As cities increasingly try to operate in a smarter, more data-driven way, they are confronting a data paradox. On the one hand, cities have more and more terabytes of system-generated data than they know what to do with. On the other hand, they do not have enough of the right data to help them make important policy and budget decisions based on data instead of generalized assumptions. How can this be — how can cities both have too much data and not enough data at the same time?
To better understand this “data paradox,” which my colleague David D’Silva touched on in a recent opinion piece written for Smart Cities Dive , we need to segment the issue into three parts:
1. Too much generated data
In every major city in the United States, and beyond, there are millions of sensors producing a staggering amount of data every millisecond, second, minute, hour, and day. Consider traffic signal systems — a large city has thousands of signals, creating huge amounts of data every day, and that’s just for one metro-wide system. In many circumstances, that signal data is captured, stored and more or less forgotten. Often it is only when specific events like traffic backups activate the alert system in real time that the engineers interact with the data to gain insights about how well the system is functioning. This signal data is reviewed and properly stored, but it’s not often used for analysis to address recurring or future problems in a preventative, proactive analysis.
Cities face three challenges in activating insights and utility from this kind of generated data:
Storage – Each new sensor type often requires a new database, which is often subject to the city procurement process. These systems frequently do not talk to each other in ways that are useful or intuitive, making it virtually impossible to extract actionable insights from the information.
Staffing – A variety of budget constraints often push cities to employ consultants in lieu of hiring new staff that must be funded year over year. While this is a reasonable short-term solution it also means there is not long-term analysis capability for sustainability, nor the knowledge retention to recreate the analysis at some point in the future.
Procurement – “As a service” products are relatively new to the government space, and as these new cloud-based systems are implemented, governments often need to develop new policies and procedures to handle the purchase and maintenance of the changing technical infrastructure landscape.
2. Too little of the right data
In order to create a set of sustainable, equitable policies for cities, it is important to understand not just what people are doing today in terms of their transit and mobility patterns, but what they are trying to do and where they are trying to go. What is the ideal way for someone to get where they are going? These behavioral datasets are often complicated and expensive, if not impossible, to collect in a timely fashion that reflects the diversity of needs present in a city.
To conduct effective transportation planning, layering analysis is critical. People generally are trying to get to jobs, healthcare, education, services, and entertainment. But the right data is often not available to planners — they often don’t know where the jobs are or what services people are trying to access compared to where they live. They may be able to figure out how long it would take a given person to go from point A to point B, but understanding that the individual really wants to go to point C and then point D is beyond the scope of the datasets that are available to them. Outside of census data, transportation planners often don’t have real-time holistic insight across the city related to what jobs are available or under-filled, and where the folks that are qualified for those jobs live. One of the grand challenges for economic growth for cities is to connect individuals with the optimal job they are qualified for, but in many cases this data just does not exist or is not available to city and transportation planners.

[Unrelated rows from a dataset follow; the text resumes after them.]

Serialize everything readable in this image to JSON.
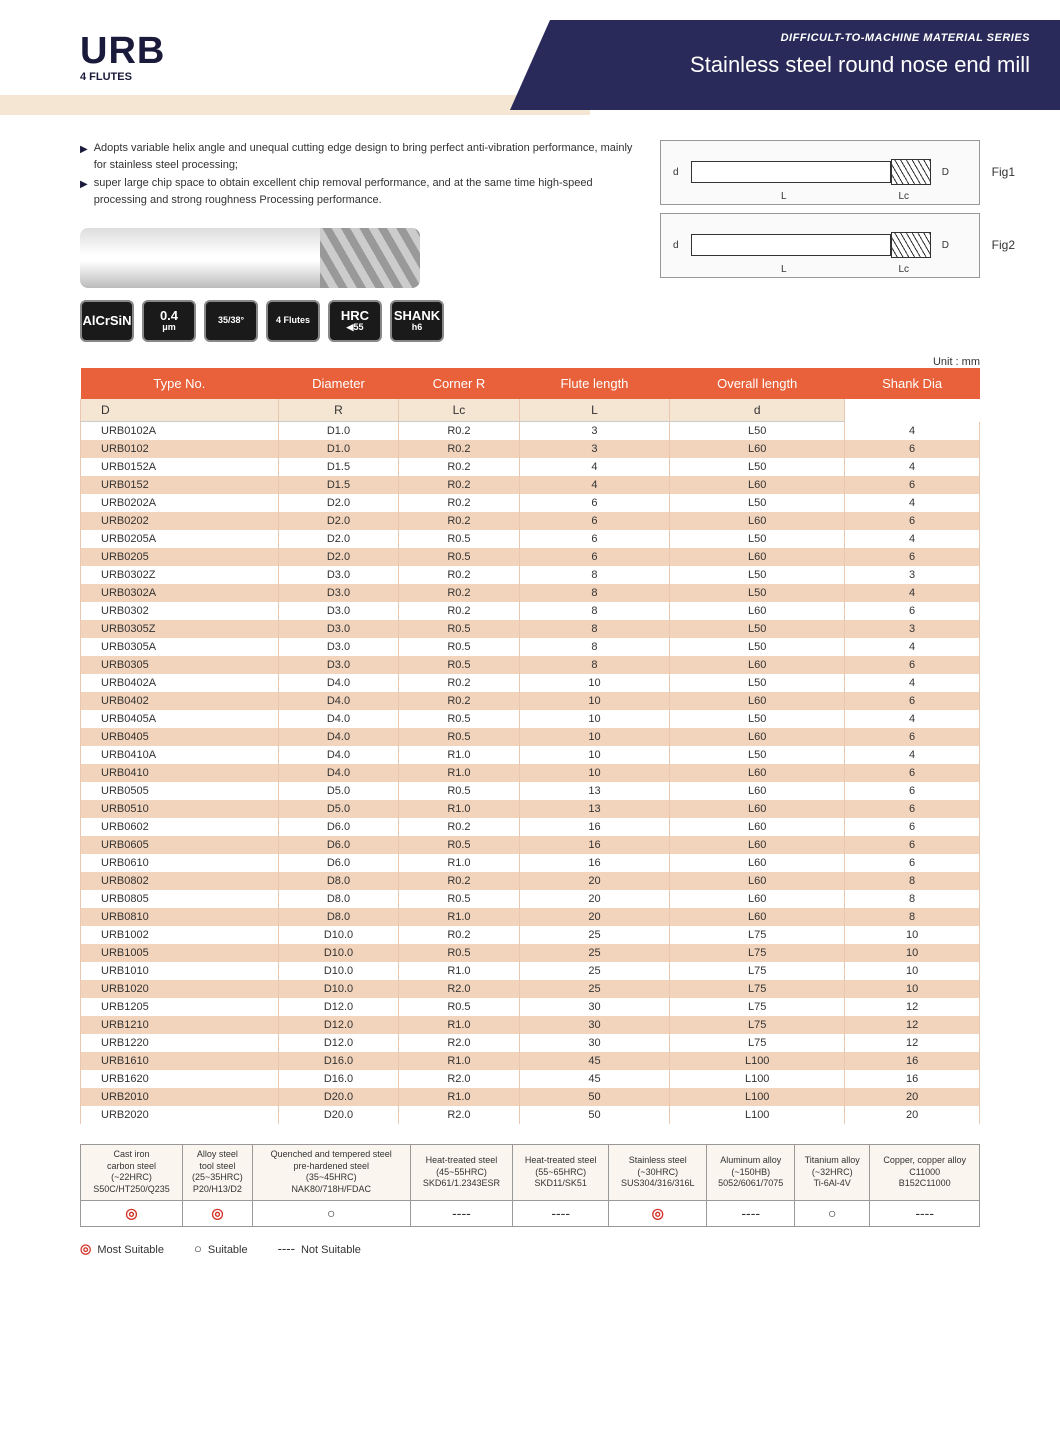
{
  "header": {
    "code": "URB",
    "flutes": "4 FLUTES",
    "series": "DIFFICULT-TO-MACHINE MATERIAL SERIES",
    "title": "Stainless steel round nose end mill"
  },
  "bullets": [
    "Adopts variable helix angle and unequal cutting edge design to bring perfect anti-vibration performance, mainly for stainless steel processing;",
    "super large chip space to obtain excellent chip removal performance, and at the same time high-speed processing and strong roughness Processing performance."
  ],
  "badges": [
    {
      "l1": "AlCrSiN"
    },
    {
      "l1": "0.4",
      "l2": "μm"
    },
    {
      "l1": "",
      "l2": "35/38°"
    },
    {
      "l1": "",
      "l2": "4 Flutes"
    },
    {
      "l1": "HRC",
      "l2": "◀55"
    },
    {
      "l1": "SHANK",
      "l2": "h6"
    }
  ],
  "fig1": "Fig1",
  "fig2": "Fig2",
  "dim_d": "d",
  "dim_D": "D",
  "dim_Lc": "Lc",
  "dim_L": "L",
  "unit": "Unit : mm",
  "table": {
    "headers": [
      "Type No.",
      "Diameter",
      "Corner R",
      "Flute length",
      "Overall length",
      "Shank Dia"
    ],
    "subheaders": [
      "",
      "D",
      "R",
      "Lc",
      "L",
      "d"
    ],
    "rows": [
      [
        "URB0102A",
        "D1.0",
        "R0.2",
        "3",
        "L50",
        "4"
      ],
      [
        "URB0102",
        "D1.0",
        "R0.2",
        "3",
        "L60",
        "6"
      ],
      [
        "URB0152A",
        "D1.5",
        "R0.2",
        "4",
        "L50",
        "4"
      ],
      [
        "URB0152",
        "D1.5",
        "R0.2",
        "4",
        "L60",
        "6"
      ],
      [
        "URB0202A",
        "D2.0",
        "R0.2",
        "6",
        "L50",
        "4"
      ],
      [
        "URB0202",
        "D2.0",
        "R0.2",
        "6",
        "L60",
        "6"
      ],
      [
        "URB0205A",
        "D2.0",
        "R0.5",
        "6",
        "L50",
        "4"
      ],
      [
        "URB0205",
        "D2.0",
        "R0.5",
        "6",
        "L60",
        "6"
      ],
      [
        "URB0302Z",
        "D3.0",
        "R0.2",
        "8",
        "L50",
        "3"
      ],
      [
        "URB0302A",
        "D3.0",
        "R0.2",
        "8",
        "L50",
        "4"
      ],
      [
        "URB0302",
        "D3.0",
        "R0.2",
        "8",
        "L60",
        "6"
      ],
      [
        "URB0305Z",
        "D3.0",
        "R0.5",
        "8",
        "L50",
        "3"
      ],
      [
        "URB0305A",
        "D3.0",
        "R0.5",
        "8",
        "L50",
        "4"
      ],
      [
        "URB0305",
        "D3.0",
        "R0.5",
        "8",
        "L60",
        "6"
      ],
      [
        "URB0402A",
        "D4.0",
        "R0.2",
        "10",
        "L50",
        "4"
      ],
      [
        "URB0402",
        "D4.0",
        "R0.2",
        "10",
        "L60",
        "6"
      ],
      [
        "URB0405A",
        "D4.0",
        "R0.5",
        "10",
        "L50",
        "4"
      ],
      [
        "URB0405",
        "D4.0",
        "R0.5",
        "10",
        "L60",
        "6"
      ],
      [
        "URB0410A",
        "D4.0",
        "R1.0",
        "10",
        "L50",
        "4"
      ],
      [
        "URB0410",
        "D4.0",
        "R1.0",
        "10",
        "L60",
        "6"
      ],
      [
        "URB0505",
        "D5.0",
        "R0.5",
        "13",
        "L60",
        "6"
      ],
      [
        "URB0510",
        "D5.0",
        "R1.0",
        "13",
        "L60",
        "6"
      ],
      [
        "URB0602",
        "D6.0",
        "R0.2",
        "16",
        "L60",
        "6"
      ],
      [
        "URB0605",
        "D6.0",
        "R0.5",
        "16",
        "L60",
        "6"
      ],
      [
        "URB0610",
        "D6.0",
        "R1.0",
        "16",
        "L60",
        "6"
      ],
      [
        "URB0802",
        "D8.0",
        "R0.2",
        "20",
        "L60",
        "8"
      ],
      [
        "URB0805",
        "D8.0",
        "R0.5",
        "20",
        "L60",
        "8"
      ],
      [
        "URB0810",
        "D8.0",
        "R1.0",
        "20",
        "L60",
        "8"
      ],
      [
        "URB1002",
        "D10.0",
        "R0.2",
        "25",
        "L75",
        "10"
      ],
      [
        "URB1005",
        "D10.0",
        "R0.5",
        "25",
        "L75",
        "10"
      ],
      [
        "URB1010",
        "D10.0",
        "R1.0",
        "25",
        "L75",
        "10"
      ],
      [
        "URB1020",
        "D10.0",
        "R2.0",
        "25",
        "L75",
        "10"
      ],
      [
        "URB1205",
        "D12.0",
        "R0.5",
        "30",
        "L75",
        "12"
      ],
      [
        "URB1210",
        "D12.0",
        "R1.0",
        "30",
        "L75",
        "12"
      ],
      [
        "URB1220",
        "D12.0",
        "R2.0",
        "30",
        "L75",
        "12"
      ],
      [
        "URB1610",
        "D16.0",
        "R1.0",
        "45",
        "L100",
        "16"
      ],
      [
        "URB1620",
        "D16.0",
        "R2.0",
        "45",
        "L100",
        "16"
      ],
      [
        "URB2010",
        "D20.0",
        "R1.0",
        "50",
        "L100",
        "20"
      ],
      [
        "URB2020",
        "D20.0",
        "R2.0",
        "50",
        "L100",
        "20"
      ]
    ]
  },
  "materials": {
    "cols": [
      {
        "l1": "Cast iron",
        "l2": "carbon steel",
        "l3": "(~22HRC)",
        "l4": "S50C/HT250/Q235"
      },
      {
        "l1": "Alloy steel",
        "l2": "tool steel",
        "l3": "(25~35HRC)",
        "l4": "P20/H13/D2"
      },
      {
        "l1": "Quenched and tempered steel",
        "l2": "pre-hardened steel",
        "l3": "(35~45HRC)",
        "l4": "NAK80/718H/FDAC"
      },
      {
        "l1": "Heat-treated steel",
        "l2": "",
        "l3": "(45~55HRC)",
        "l4": "SKD61/1.2343ESR"
      },
      {
        "l1": "Heat-treated steel",
        "l2": "",
        "l3": "(55~65HRC)",
        "l4": "SKD11/SK51"
      },
      {
        "l1": "Stainless steel",
        "l2": "",
        "l3": "(~30HRC)",
        "l4": "SUS304/316/316L"
      },
      {
        "l1": "Aluminum alloy",
        "l2": "",
        "l3": "(~150HB)",
        "l4": "5052/6061/7075"
      },
      {
        "l1": "Titanium alloy",
        "l2": "",
        "l3": "(~32HRC)",
        "l4": "Ti-6Al-4V"
      },
      {
        "l1": "Copper, copper alloy",
        "l2": "",
        "l3": "C11000",
        "l4": "B152C11000"
      }
    ],
    "symbols": [
      "◎",
      "◎",
      "○",
      "----",
      "----",
      "◎",
      "----",
      "○",
      "----"
    ]
  },
  "legend": {
    "most": "Most Suitable",
    "suit": "Suitable",
    "not": "Not Suitable",
    "s_most": "◎",
    "s_suit": "○",
    "s_not": "----"
  }
}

3. A constantly evolving, massively complex data ecosystem
There is a third angle, where the data exists and is not too big or too small but may still be difficult to access. Within the city data ecosystem, there are a few different scenarios where the city agency does not have access to the data that is necessary to answer its questions. It is possible to access this kind of data, but it often requires lengthy and complicated data-sharing processes that have several hurdles, including:
Data discoverability/agency ownership – In some cases the data may exist, but it is unclear who owns it, or another city department may own it and be unwilling to share. Despite being “city data,” these silos often exist in a way that does not make it obvious how to share data to achieve a common solution (or how to maintain a shared data warehouse or analytics solution).
Jurisdictional ownership – Similarly, the on-the-ground reality may span multiple jurisdictions: for most transportation systems, the city, county, region, and state all have different oversight and ownership of the transportation options any one citizen may take in a given day. In this case, the data exists, but the complex partnerships required to build a cohesive picture often involve lengthy data sharing discussions.
Vendor ownership – For vendor-hosted solutions, the city may not own the data or be able to port the data to its analysis tools, which renders usage of the data with other city data sets difficult, if not impossible. Many vendors also require additional fees to extract data out of their systems.
This paradox has created a dilemma that cities must contend with. Some cities have decided to begin digging through the data at hand to gain insights from the data they already own, choosing not to wait for the identification and collection of user-centric data about transportation consumers’ actual behavior. Alternatively, the private sector can work closer with cities on this challenge. These conditions are not unique to the public sector, and in some instances, have already been solved in the private sector — there is an opportunity to use those solutions and approaches as a model for solutions in the city space.
While there is no magic answer to solve this kind of conundrum, I believe we need to begin a real and sustained effort that is intended to identify, develop, refine and deploy new data-driven solutions that will enable millions of citizens around the world in our major cities.